Bogordaily.net – Akhir-akhir ini masyarakat digemparkan dengan isu berita tentang pembangunan pagar laut di Tangerang. Selain itu banyaknya sertifikat yang berseliweran di area kawasan tersebut. Menteri Agraria dan Tata Ruang (ATR)/Kepala Badan Pertanahan Nasional (BPN) Nusron Wahid akhirnya angkat bicara mengenai kemunculan pagar laut yang berada di Tangerang, Banten. Nusron menyatakan, pemilik ratusan SHGB itu ada perusahaan ada juga perorangan. Selain itu, ada juga 17 Sertifikat Hak Milik (SHM) yang diterbitkan di lokasi tersebut.

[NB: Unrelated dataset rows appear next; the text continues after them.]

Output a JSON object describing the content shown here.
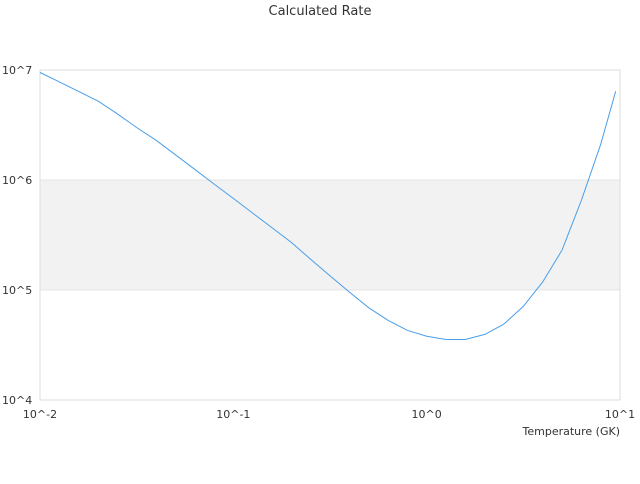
{
  "chart_data": {
    "type": "line",
    "title": "Calculated Rate",
    "xlabel": "Temperature (GK)",
    "ylabel": "",
    "xscale": "log",
    "yscale": "log",
    "xlim": [
      0.01,
      10
    ],
    "ylim": [
      10000,
      10000000
    ],
    "x_tick_labels": [
      "10^-2",
      "10^-1",
      "10^0",
      "10^1"
    ],
    "y_tick_labels": [
      "10^4",
      "10^5",
      "10^6",
      "10^7"
    ],
    "grid": false,
    "alternating_bands": true,
    "line_color": "#4a9ee8",
    "band_color": "#f2f2f2",
    "series": [
      {
        "x": [
          0.01,
          0.0126,
          0.0158,
          0.02,
          0.0251,
          0.0316,
          0.0398,
          0.0501,
          0.0631,
          0.0794,
          0.1,
          0.126,
          0.158,
          0.2,
          0.251,
          0.316,
          0.398,
          0.501,
          0.631,
          0.794,
          1.0,
          1.26,
          1.58,
          2.0,
          2.51,
          3.16,
          3.98,
          5.01,
          6.31,
          7.94,
          9.5
        ],
        "y": [
          9500000,
          7800000,
          6400000,
          5200000,
          4000000,
          3000000,
          2300000,
          1700000,
          1250000,
          920000,
          680000,
          500000,
          370000,
          270000,
          190000,
          135000,
          96000,
          69000,
          53000,
          43000,
          38000,
          35500,
          35500,
          39500,
          49000,
          71000,
          118000,
          230000,
          650000,
          2100000,
          6400000
        ]
      }
    ]
  }
}
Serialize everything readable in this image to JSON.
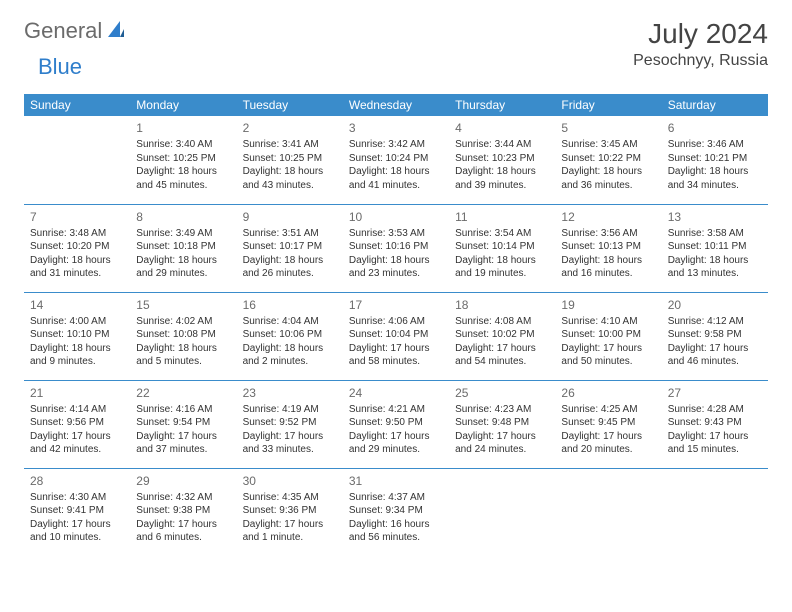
{
  "logo": {
    "text_general": "General",
    "text_blue": "Blue",
    "icon_color": "#2f7ecb"
  },
  "header": {
    "month_title": "July 2024",
    "location": "Pesochnyy, Russia"
  },
  "colors": {
    "header_bg": "#3a8ccb",
    "header_text": "#ffffff",
    "border": "#3a8ccb",
    "day_number": "#6b6b6b",
    "body_text": "#333333",
    "logo_gray": "#6b6b6b",
    "logo_blue": "#2f7ecb"
  },
  "weekdays": [
    "Sunday",
    "Monday",
    "Tuesday",
    "Wednesday",
    "Thursday",
    "Friday",
    "Saturday"
  ],
  "weeks": [
    [
      null,
      {
        "n": "1",
        "sunrise": "Sunrise: 3:40 AM",
        "sunset": "Sunset: 10:25 PM",
        "daylight1": "Daylight: 18 hours",
        "daylight2": "and 45 minutes."
      },
      {
        "n": "2",
        "sunrise": "Sunrise: 3:41 AM",
        "sunset": "Sunset: 10:25 PM",
        "daylight1": "Daylight: 18 hours",
        "daylight2": "and 43 minutes."
      },
      {
        "n": "3",
        "sunrise": "Sunrise: 3:42 AM",
        "sunset": "Sunset: 10:24 PM",
        "daylight1": "Daylight: 18 hours",
        "daylight2": "and 41 minutes."
      },
      {
        "n": "4",
        "sunrise": "Sunrise: 3:44 AM",
        "sunset": "Sunset: 10:23 PM",
        "daylight1": "Daylight: 18 hours",
        "daylight2": "and 39 minutes."
      },
      {
        "n": "5",
        "sunrise": "Sunrise: 3:45 AM",
        "sunset": "Sunset: 10:22 PM",
        "daylight1": "Daylight: 18 hours",
        "daylight2": "and 36 minutes."
      },
      {
        "n": "6",
        "sunrise": "Sunrise: 3:46 AM",
        "sunset": "Sunset: 10:21 PM",
        "daylight1": "Daylight: 18 hours",
        "daylight2": "and 34 minutes."
      }
    ],
    [
      {
        "n": "7",
        "sunrise": "Sunrise: 3:48 AM",
        "sunset": "Sunset: 10:20 PM",
        "daylight1": "Daylight: 18 hours",
        "daylight2": "and 31 minutes."
      },
      {
        "n": "8",
        "sunrise": "Sunrise: 3:49 AM",
        "sunset": "Sunset: 10:18 PM",
        "daylight1": "Daylight: 18 hours",
        "daylight2": "and 29 minutes."
      },
      {
        "n": "9",
        "sunrise": "Sunrise: 3:51 AM",
        "sunset": "Sunset: 10:17 PM",
        "daylight1": "Daylight: 18 hours",
        "daylight2": "and 26 minutes."
      },
      {
        "n": "10",
        "sunrise": "Sunrise: 3:53 AM",
        "sunset": "Sunset: 10:16 PM",
        "daylight1": "Daylight: 18 hours",
        "daylight2": "and 23 minutes."
      },
      {
        "n": "11",
        "sunrise": "Sunrise: 3:54 AM",
        "sunset": "Sunset: 10:14 PM",
        "daylight1": "Daylight: 18 hours",
        "daylight2": "and 19 minutes."
      },
      {
        "n": "12",
        "sunrise": "Sunrise: 3:56 AM",
        "sunset": "Sunset: 10:13 PM",
        "daylight1": "Daylight: 18 hours",
        "daylight2": "and 16 minutes."
      },
      {
        "n": "13",
        "sunrise": "Sunrise: 3:58 AM",
        "sunset": "Sunset: 10:11 PM",
        "daylight1": "Daylight: 18 hours",
        "daylight2": "and 13 minutes."
      }
    ],
    [
      {
        "n": "14",
        "sunrise": "Sunrise: 4:00 AM",
        "sunset": "Sunset: 10:10 PM",
        "daylight1": "Daylight: 18 hours",
        "daylight2": "and 9 minutes."
      },
      {
        "n": "15",
        "sunrise": "Sunrise: 4:02 AM",
        "sunset": "Sunset: 10:08 PM",
        "daylight1": "Daylight: 18 hours",
        "daylight2": "and 5 minutes."
      },
      {
        "n": "16",
        "sunrise": "Sunrise: 4:04 AM",
        "sunset": "Sunset: 10:06 PM",
        "daylight1": "Daylight: 18 hours",
        "daylight2": "and 2 minutes."
      },
      {
        "n": "17",
        "sunrise": "Sunrise: 4:06 AM",
        "sunset": "Sunset: 10:04 PM",
        "daylight1": "Daylight: 17 hours",
        "daylight2": "and 58 minutes."
      },
      {
        "n": "18",
        "sunrise": "Sunrise: 4:08 AM",
        "sunset": "Sunset: 10:02 PM",
        "daylight1": "Daylight: 17 hours",
        "daylight2": "and 54 minutes."
      },
      {
        "n": "19",
        "sunrise": "Sunrise: 4:10 AM",
        "sunset": "Sunset: 10:00 PM",
        "daylight1": "Daylight: 17 hours",
        "daylight2": "and 50 minutes."
      },
      {
        "n": "20",
        "sunrise": "Sunrise: 4:12 AM",
        "sunset": "Sunset: 9:58 PM",
        "daylight1": "Daylight: 17 hours",
        "daylight2": "and 46 minutes."
      }
    ],
    [
      {
        "n": "21",
        "sunrise": "Sunrise: 4:14 AM",
        "sunset": "Sunset: 9:56 PM",
        "daylight1": "Daylight: 17 hours",
        "daylight2": "and 42 minutes."
      },
      {
        "n": "22",
        "sunrise": "Sunrise: 4:16 AM",
        "sunset": "Sunset: 9:54 PM",
        "daylight1": "Daylight: 17 hours",
        "daylight2": "and 37 minutes."
      },
      {
        "n": "23",
        "sunrise": "Sunrise: 4:19 AM",
        "sunset": "Sunset: 9:52 PM",
        "daylight1": "Daylight: 17 hours",
        "daylight2": "and 33 minutes."
      },
      {
        "n": "24",
        "sunrise": "Sunrise: 4:21 AM",
        "sunset": "Sunset: 9:50 PM",
        "daylight1": "Daylight: 17 hours",
        "daylight2": "and 29 minutes."
      },
      {
        "n": "25",
        "sunrise": "Sunrise: 4:23 AM",
        "sunset": "Sunset: 9:48 PM",
        "daylight1": "Daylight: 17 hours",
        "daylight2": "and 24 minutes."
      },
      {
        "n": "26",
        "sunrise": "Sunrise: 4:25 AM",
        "sunset": "Sunset: 9:45 PM",
        "daylight1": "Daylight: 17 hours",
        "daylight2": "and 20 minutes."
      },
      {
        "n": "27",
        "sunrise": "Sunrise: 4:28 AM",
        "sunset": "Sunset: 9:43 PM",
        "daylight1": "Daylight: 17 hours",
        "daylight2": "and 15 minutes."
      }
    ],
    [
      {
        "n": "28",
        "sunrise": "Sunrise: 4:30 AM",
        "sunset": "Sunset: 9:41 PM",
        "daylight1": "Daylight: 17 hours",
        "daylight2": "and 10 minutes."
      },
      {
        "n": "29",
        "sunrise": "Sunrise: 4:32 AM",
        "sunset": "Sunset: 9:38 PM",
        "daylight1": "Daylight: 17 hours",
        "daylight2": "and 6 minutes."
      },
      {
        "n": "30",
        "sunrise": "Sunrise: 4:35 AM",
        "sunset": "Sunset: 9:36 PM",
        "daylight1": "Daylight: 17 hours",
        "daylight2": "and 1 minute."
      },
      {
        "n": "31",
        "sunrise": "Sunrise: 4:37 AM",
        "sunset": "Sunset: 9:34 PM",
        "daylight1": "Daylight: 16 hours",
        "daylight2": "and 56 minutes."
      },
      null,
      null,
      null
    ]
  ]
}
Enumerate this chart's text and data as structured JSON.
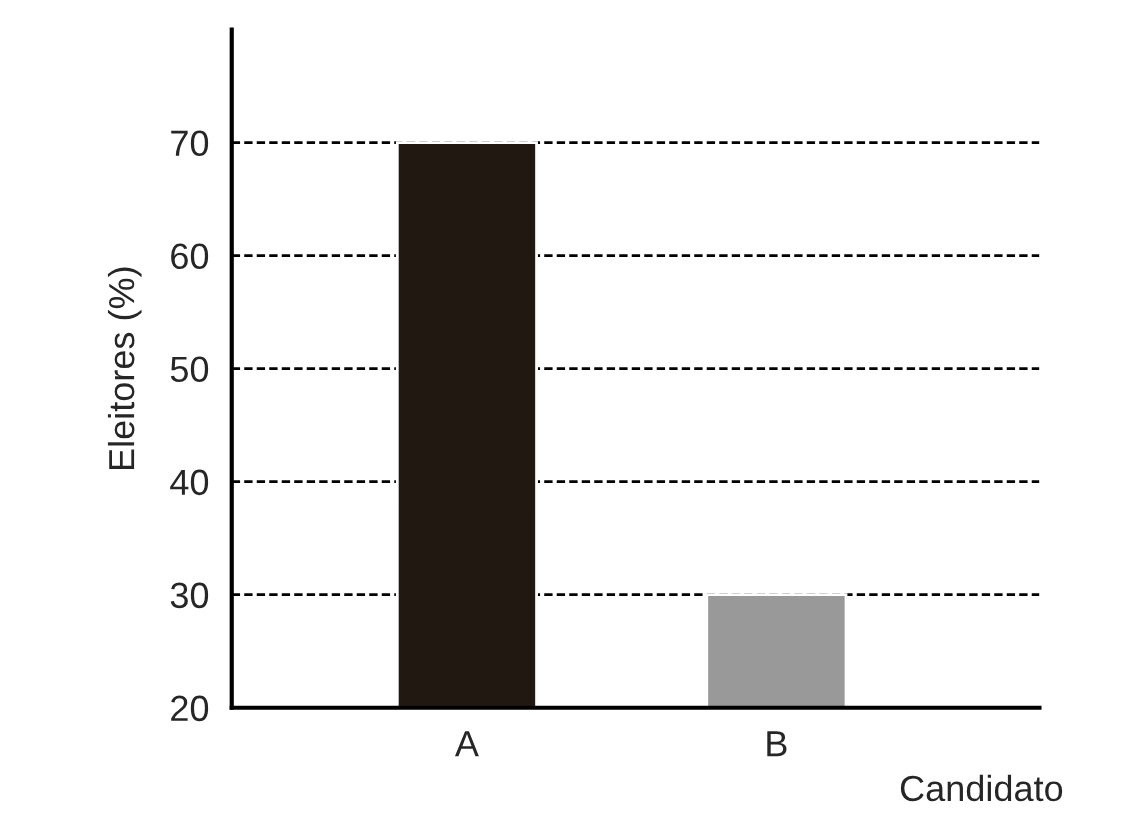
{
  "chart_data": {
    "type": "bar",
    "xlabel": "Candidato",
    "ylabel": "Eleitores (%)",
    "categories": [
      "A",
      "B"
    ],
    "values": [
      70,
      30
    ],
    "colors": [
      "#221812",
      "#999999"
    ],
    "ylim": [
      20,
      80
    ],
    "yticks": [
      20,
      30,
      40,
      50,
      60,
      70
    ],
    "grid": "y"
  }
}
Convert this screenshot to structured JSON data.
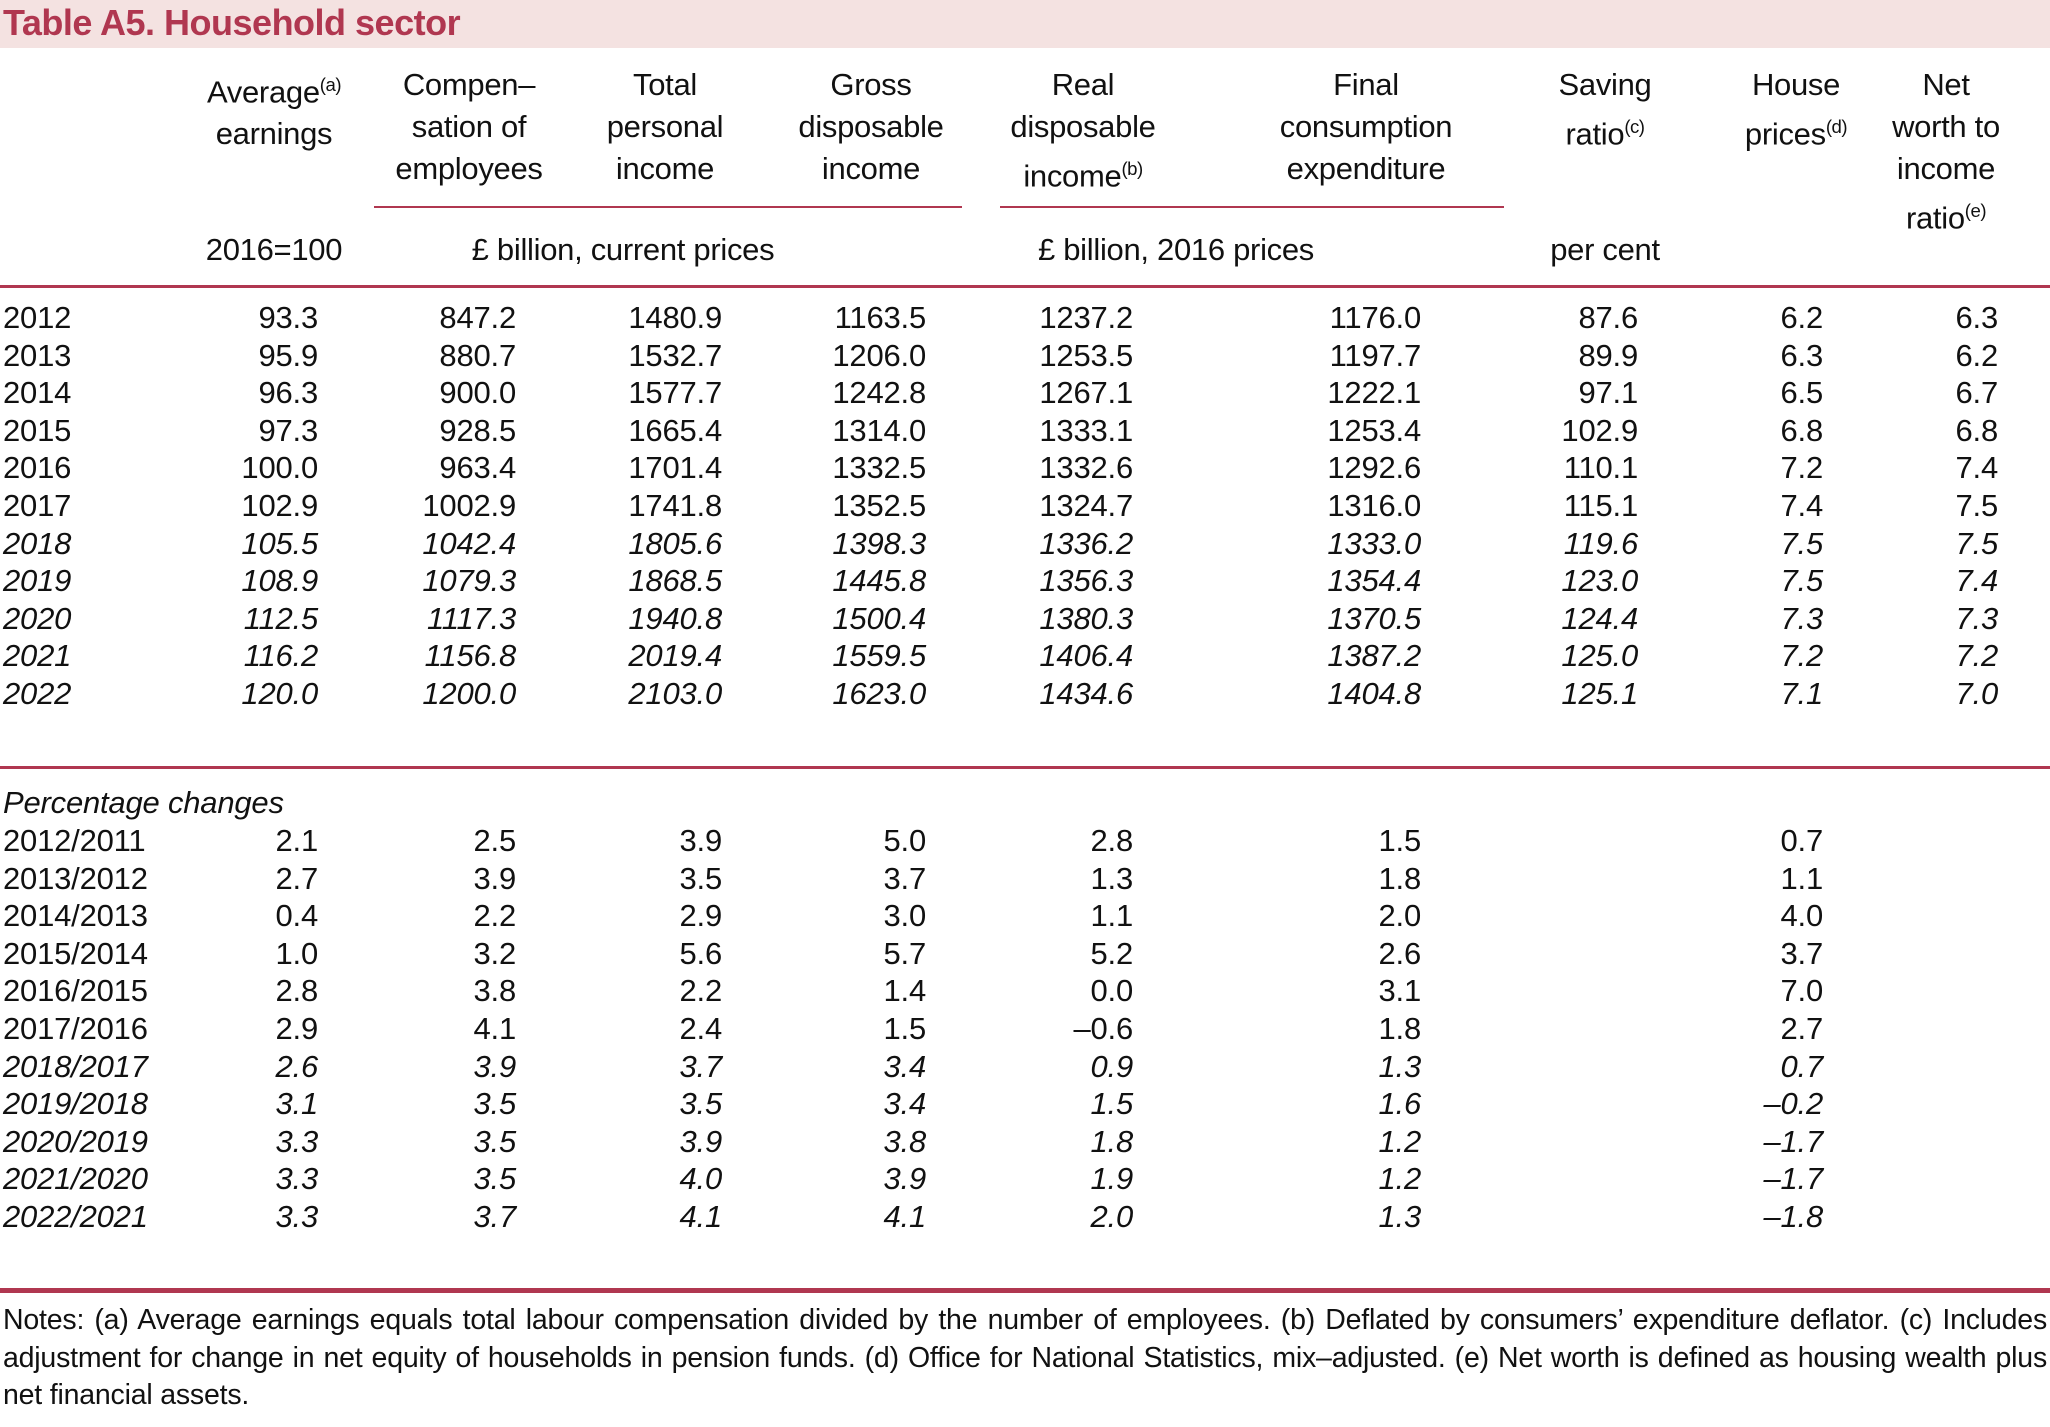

“Jumlahnya 263 bidang dalam bentuk SHGB atas nama PT Intan Agung Makmur sebanyak 234 bidang dan PT Cahaya Inti Sentosa sebanyak 20 bidang dan perseorangan sebanyak 9 bidang dan kemudian ada SHM surat hak milik atas 17 bidang, jadi berita yang muncul di media maupun sosmed adanya sertifikat tersebut setelah kami cek benar adanya,” ungkap Nusron dalam konferensi pers di kantor di Jakarta, Senin 20 Januari 2025.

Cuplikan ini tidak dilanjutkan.